As you open the conscience app for the first time, it offers you a directory of providers like the EFF, the Sierra Club, Amnesty International, and more. We can imagine religious people with strict and complex dietary laws using an independent lookup they can trust more than a food label. You choose providers you trust on issues you care about, and when you are in a store you can let those providers influence your conscience.
Why not just provide the database and the ratings yourself as the app provider?
It is important to make sure there is a marketplace of providers – that’s the best way to keep them from being corrupted or lazy. Also, this is a difficult job top pay people to do, but a good one to crowdsource.
My work buddy Varun spurred me to write about this – he was thinking of a very similar thing centered around the idea of what “Organic” actually means.
What next? This goes on the long list of project ideas. I really hope someone else magically makes this as I just want to use it, not make it. Perhaps there are some advocacy groups that could be persuaded to fund the idea.

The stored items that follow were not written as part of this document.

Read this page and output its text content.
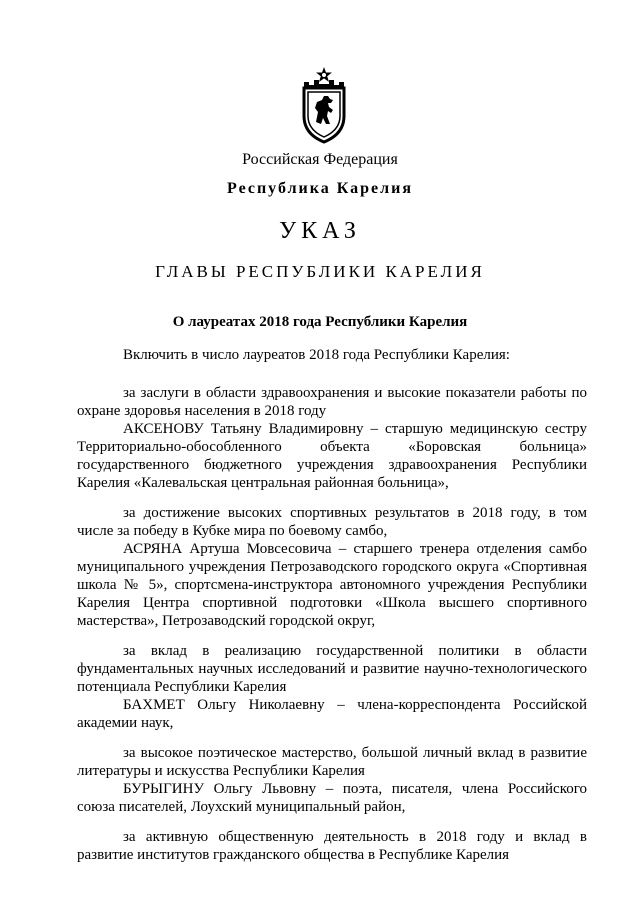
Российская Федерация
Республика Карелия
УКАЗ
ГЛАВЫ РЕСПУБЛИКИ КАРЕЛИЯ
О лауреатах 2018 года Республики Карелия

Включить в число лауреатов 2018 года Республики Карелия:

за заслуги в области здравоохранения и высокие показатели работы по охране здоровья населения в 2018 году

АКСЕНОВУ Татьяну Владимировну – старшую медицинскую сестру Территориально-обособленного объекта «Боровская больница» государственного бюджетного учреждения здравоохранения Республики Карелия «Калевальская центральная районная больница»,

за достижение высоких спортивных результатов в 2018 году, в том числе за победу в Кубке мира по боевому самбо,

АСРЯНА Артуша Мовсесовича – старшего тренера отделения самбо муниципального учреждения Петрозаводского городского округа «Спортивная школа № 5», спортсмена-инструктора автономного учреждения Республики Карелия Центра спортивной подготовки «Школа высшего спортивного мастерства», Петрозаводский городской округ,

за вклад в реализацию государственной политики в области фундаментальных научных исследований и развитие научно-технологического потенциала Республики Карелия

БАХМЕТ Ольгу Николаевну – члена-корреспондента Российской академии наук,

за высокое поэтическое мастерство, большой личный вклад в развитие литературы и искусства Республики Карелия

БУРЫГИНУ Ольгу Львовну – поэта, писателя, члена Российского союза писателей, Лоухский муниципальный район,

за активную общественную деятельность в 2018 году и вклад в развитие институтов гражданского общества в Республике Карелия
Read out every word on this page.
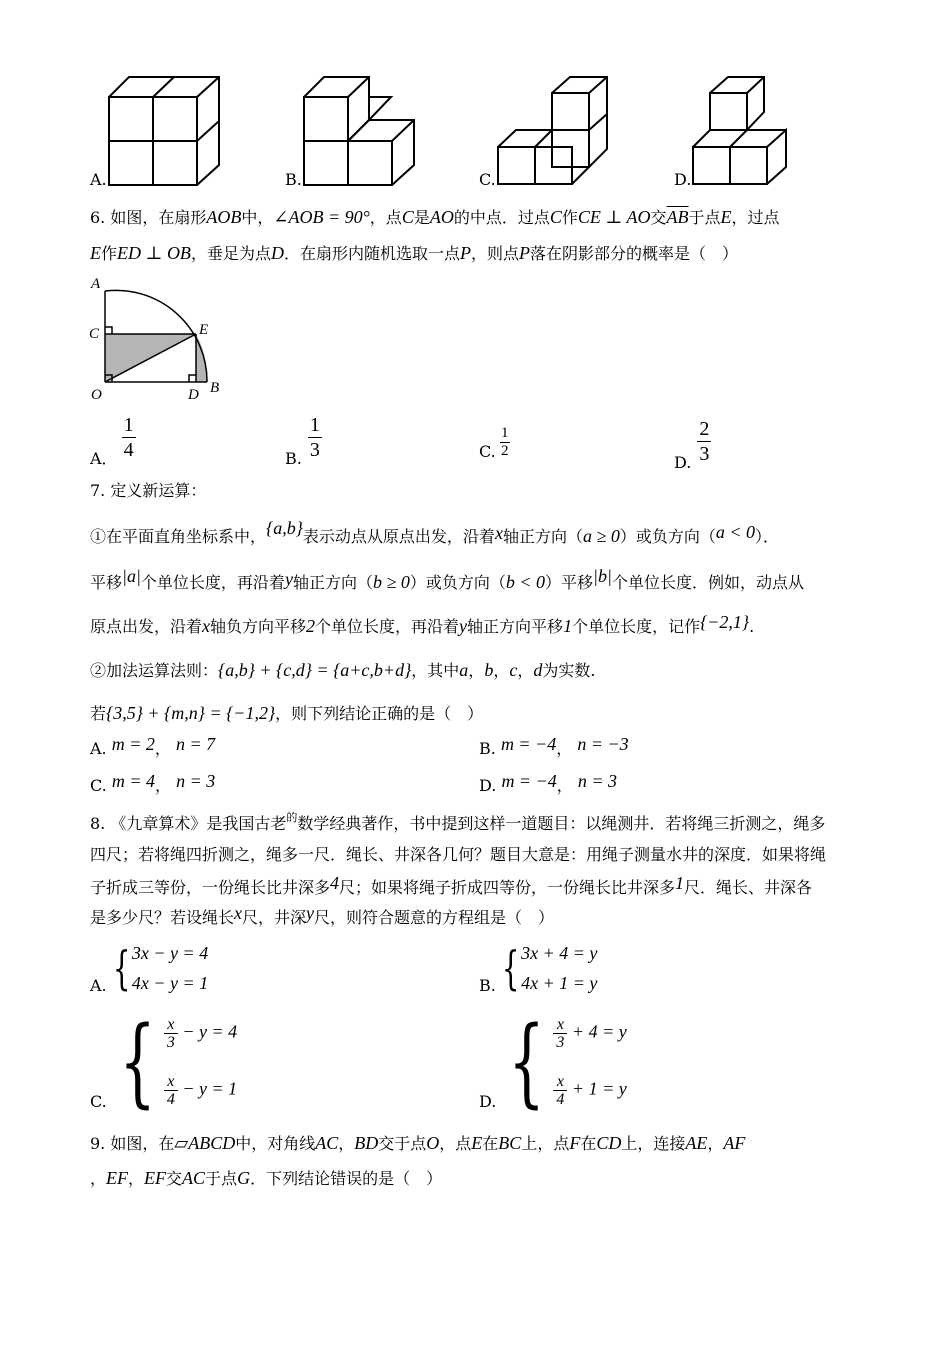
A.	B.	C.	D.
6. 如图，在扇形AOB中，∠AOB = 90°，点C是AO的中点．过点C作CE ⊥ AO交$\overline{AB}$于点E，过点
E作ED ⊥ OB，垂足为点D．在扇形内随机选取一点P，则点P落在阴影部分的概率是（　）
A
C	E
O	D B
A． $\frac{1}{4}$	B. $\frac{1}{3}$	C. $\frac{1}{2}$
D. $\frac{2}{3}$
7. 定义新运算：
①在平面直角坐标系中，{a,b}表示动点从原点出发，沿着x轴正方向（a ≥ 0）或负方向（a < 0）．
平移|a|个单位长度，再沿着y轴正方向（b ≥ 0）或负方向（b < 0）平移|b|个单位长度．例如，动点从
原点出发，沿着x轴负方向平移2个单位长度，再沿着y轴正方向平移1个单位长度，记作{−2,1}.
②加法运算法则：{a,b} + {c,d} = {a+c,b+d}，其中a，b，c，d为实数.
若{3,5} + {m,n} = {−1,2}，则下列结论正确的是（　）
A. m = 2， n = 7	B. m = −4， n = −3
C. m = 4， n = 3	D. m = −4， n = 3
8. 《九章算术》是我国古老$^的$数学经典著作，书中提到这样一道题目：以绳测井．若将绳三折测之，绳多
四尺；若将绳四折测之，绳多一尺．绳长、井深各几何？题目大意是：用绳子测量水井的深度．如果将绳
子折成三等份，一份绳长比井深多4尺；如果将绳子折成四等份，一份绳长比井深多1尺．绳长、井深各
是多少尺？若设绳长x尺，井深y尺，则符合题意的方程组是（　）
A. { 3x − y = 4
4x − y = 1	B. { 3x + 4 = y
4x + 1 = y
C. { $\frac{x}{3} - y = 4$
$\frac{x}{4} - y = 1$
D. { $\frac{x}{3} + 4 = y$
$\frac{x}{4} + 1 = y$
9. 如图，在▱ABCD中，对角线AC，BD交于点O，点E在BC上，点F在CD上，连接AE，AF
，EF，EF交AC于点G．下列结论错误的是（　）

This idea is totally brilliant!!!
1) I like the idea of having organizations (or even private blogs) that provide information for this service. If this is an on-the-go thing, I don't want to spend forever sifting through claims, verifying them, etc. But I can say, "I trust Planned Parenthood, Greenpeace, and my friend Joe. I respect PETA, but they're too hardcore for me. This blog about my neighborhood always knows the best deals." I subscribe (in advance) to these people/groups and any time I do a search, I already know how to mentally filter whatever "facts" they've entered.
2) All kinds of groups would have a real interest in providing their stance on all kinds of things. They already spend a ton of time and money trying to get their message out. It may not convert anyone who doesn't already believe in their cause, but anyone who subscribes to them via Conscience is basically saying, "I'll let you remind me of your p.o.v. and take it into consideration every time I use this app."
This is a great idea, and an app that really needs to be built. There are lots of useful new ways to look at things that smart phones make possible. I would love to give more visceral views of the ingredient list.
You could turn the existing one into a tag cloud where each ingredient’s tag is weighted by the percentage of the final product’s mass that the ingredient takes up.
You could also do some more structured re-arrangement of how people see the ingredients so that they have understandable frames of reference. My favorite example of that is http://www.sugarstacks.com, where they show you how much sugar is in a product by placing it next to a stack of sugar cubes that equal the actual content in the product.
You can also show the supply chain of the product. For food that could include where something was grown or raised, what the standards of agriculture or animal care were for it, and how much was required to move it to your point of purchase.